This paper presents a general high-order kernel regularization technique applicable to all four integral operators of Calderón calculus associated with linear elliptic PDEs in two and three spatial dimensions. Like previous density interpolation methods, the proposed technique relies on interpolating the density function around the kernel singularity in terms of solutions of the underlying homogeneous PDE, so as to recast singular and nearly singular integrals in terms of bounded (or more regular) integrands. We present here a simple interpolation strategy which, unlike previous approaches, does not entail explicit computation of high-order derivatives of the density function along the surface. Furthermore, the proposed approach is kernel- and dimension-independent in the sense that the sought density interpolant is constructed as a linear combination of point-source fields, given by the same Green’s function used in the integral equation formulation, thus making the procedure applicable, in principle, to any PDE with known Green’s function. For the sake of definiteness, we focus here on Nystr‘̀om methods for the (scalar) Laplace and Helmholtz equations and the (vector) elastostatic and time-harmonic elastodynamic equations. The method’s accuracy, flexibility, efficiency, and compatibility with fast solvers are demonstrated by means of a variety of large-scale three-dimensional numerical examples.

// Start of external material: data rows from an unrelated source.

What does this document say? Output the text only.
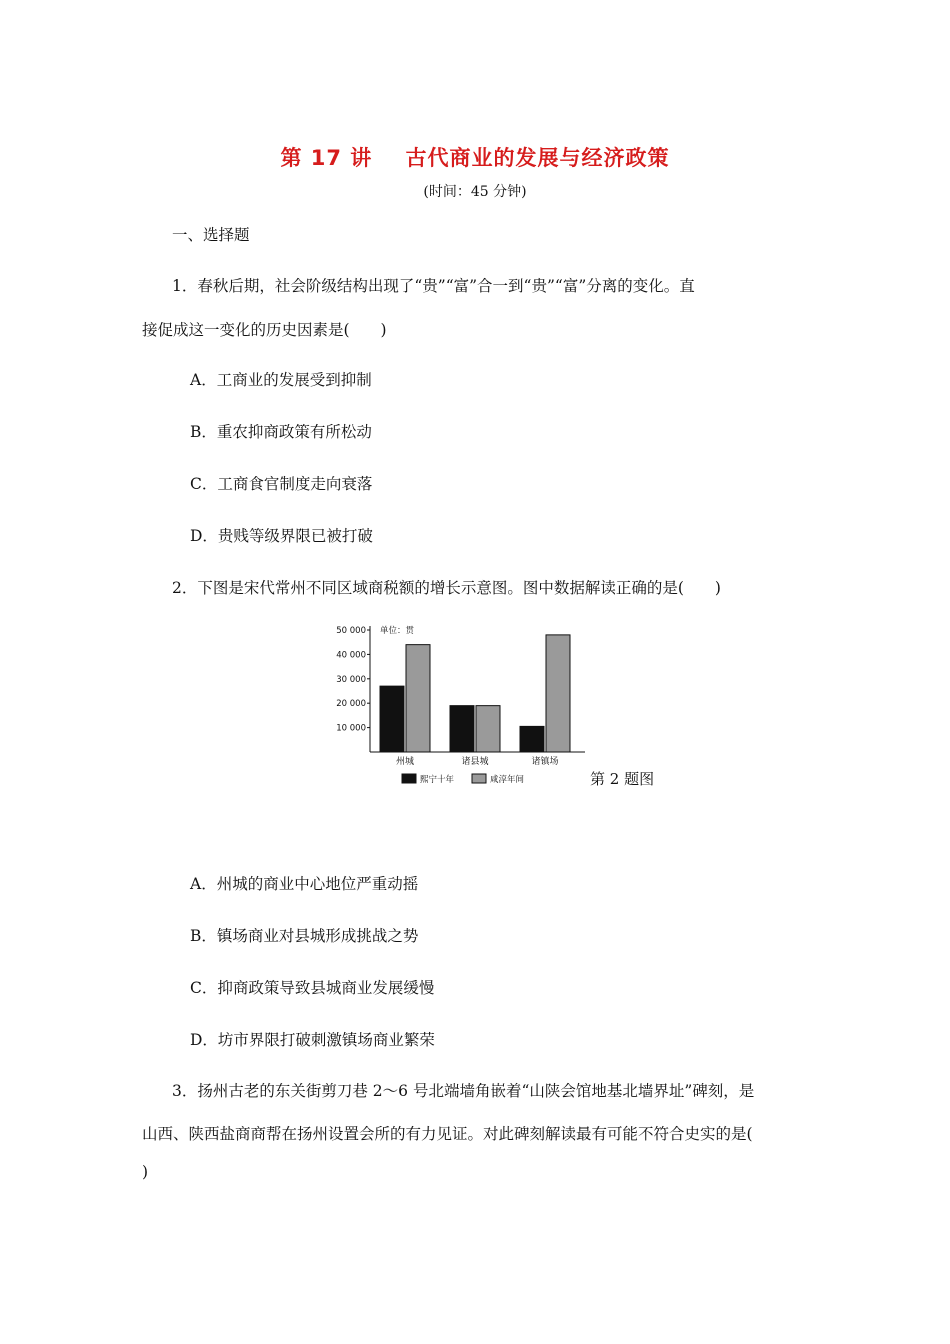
第 17 讲    古代商业的发展与经济政策
(时间：45 分钟)
一、选择题
1．春秋后期，社会阶级结构出现了“贵”“富”合一到“贵”“富”分离的变化。直
接促成这一变化的历史因素是(　　)
A．工商业的发展受到抑制
B．重农抑商政策有所松动
C．工商食官制度走向衰落
D．贵贱等级界限已被打破
2．下图是宋代常州不同区域商税额的增长示意图。图中数据解读正确的是(　　)
50 000
40 000
30 000
20 000
10 000
单位：贯
州城	诸县城	诸镇场
熙宁十年	咸淳年间	第 2 题图
A．州城的商业中心地位严重动摇
B．镇场商业对县城形成挑战之势
C．抑商政策导致县城商业发展缓慢
D．坊市界限打破刺激镇场商业繁荣
3．扬州古老的东关街剪刀巷 2～6 号北端墙角嵌着“山陕会馆地基北墙界址”碑刻，是
山西、陕西盐商商帮在扬州设置会所的有力见证。对此碑刻解读最有可能不符合史实的是(
)
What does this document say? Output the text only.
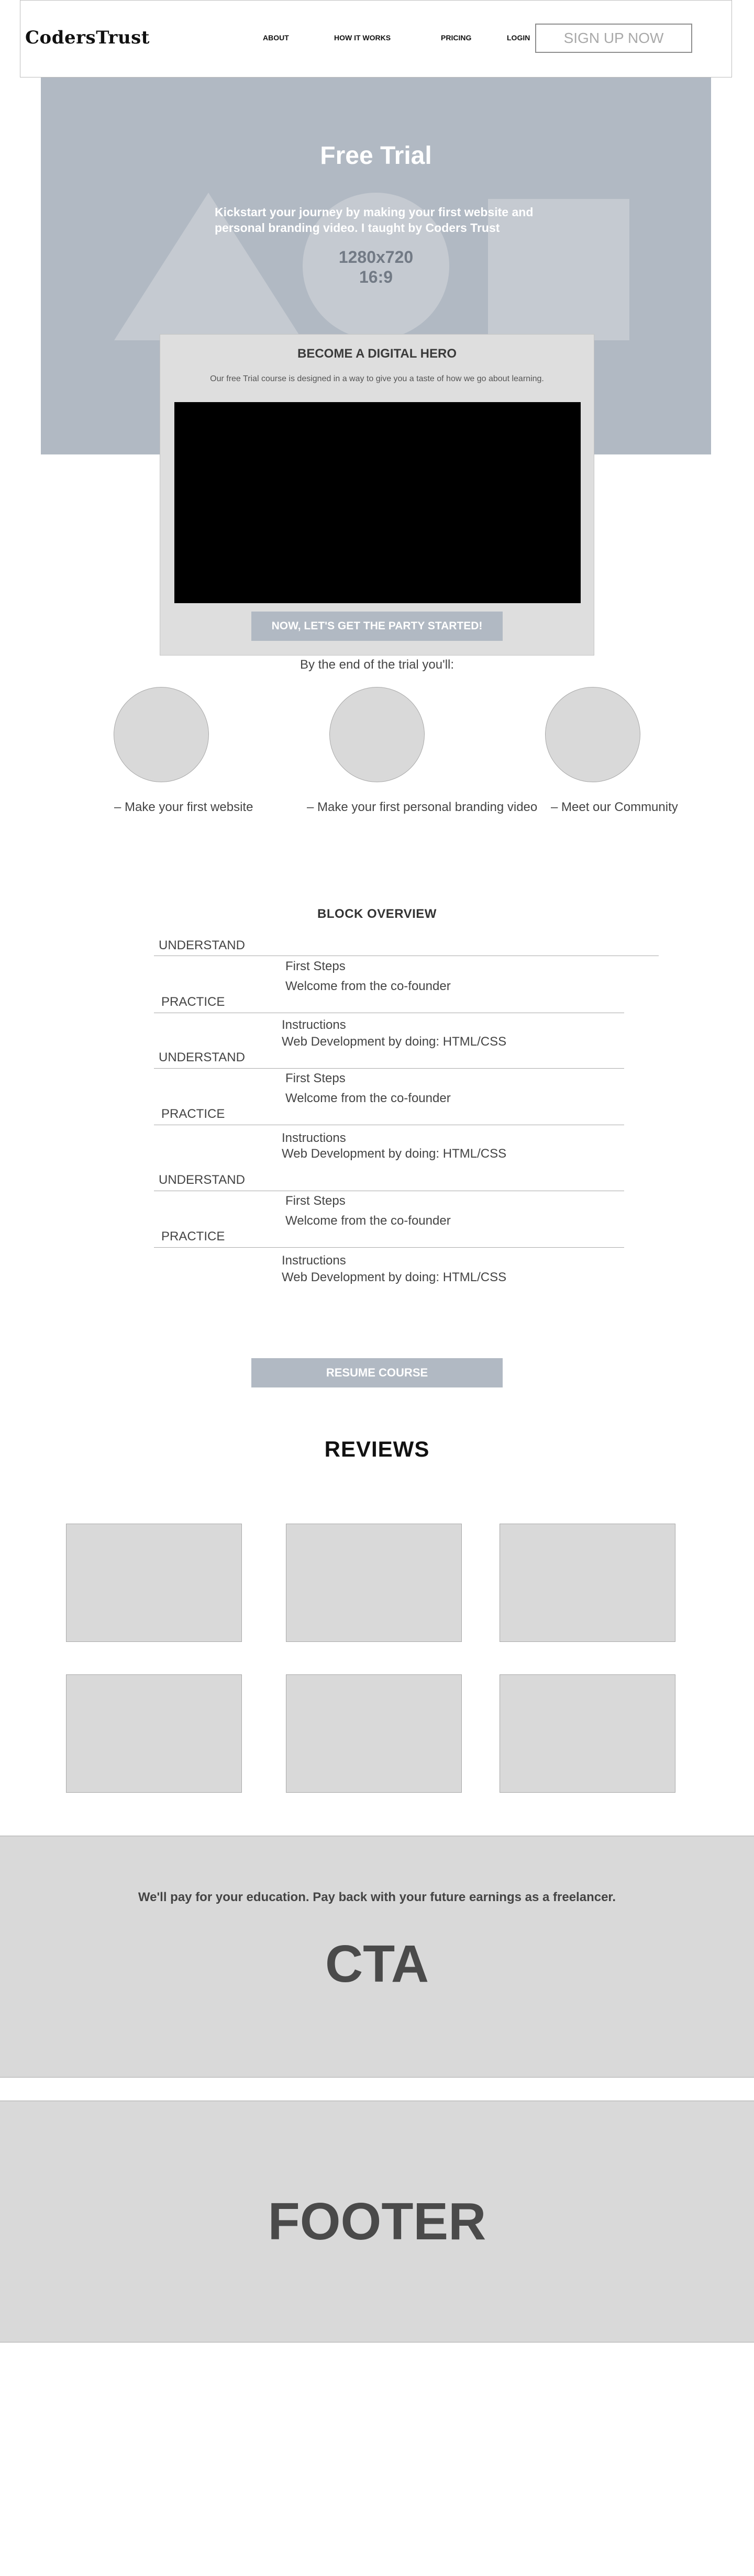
CodersTrust	ABOUT	HOW IT WORKS	PRICING	LOGIN	SIGN UP NOW
Free Trial
Kickstart your journey by making your first website and personal branding video. I taught by Coders Trust
1280x720
16:9
BECOME A DIGITAL HERO
Our free Trial course is designed in a way to give you a taste of how we go about learning.
NOW, LET'S GET THE PARTY STARTED!
By the end of the trial you'll:
– Make your first website	– Make your first personal branding video – Meet our Community
BLOCK OVERVIEW
UNDERSTAND
First Steps
Welcome from the co-founder
PRACTICE
Instructions
Web Development by doing: HTML/CSS
UNDERSTAND
First Steps
Welcome from the co-founder
PRACTICE
Instructions
Web Development by doing: HTML/CSS
UNDERSTAND
First Steps
Welcome from the co-founder
PRACTICE
Instructions
Web Development by doing: HTML/CSS
RESUME COURSE
REVIEWS
We'll pay for your education. Pay back with your future earnings as a freelancer.
CTA
FOOTER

本文提出了一种通用的高阶核正则化技术，适用于在二维和三维空间维度上与线性椭圆PDE关联的Calderón演算的所有四个积分算子。像以前的密度插值方法一样，所提出的技术依赖于根据底层齐次PDE的解在内核奇异点周围插值密度函数，从而根据有界（或更规则）的被积数重铸奇异和几乎奇异的积分。我们在这里提出一种简单的插值策略，与以前的方法不同，该策略不需要对沿表面的密度函数的高阶导数进行显式计算。此外，在寻求密度的意义上，所提出的方法与内核和尺寸无关插值法构造成点源场的线性组合，由积分方程公式中使用的格林函数给出，从而使该程序原则上适用于任何已知格林函数的PDE。为了确定起见，我们在这里集中于Nystr'̀om方法（标量）的Laplace和Helmholtz方程以及（矢量）的弹性和时谐弹性动力学方程。通过各种大型三维数值示例，证明了该方法的准确性，灵活性，效率以及与快速求解器的兼容性。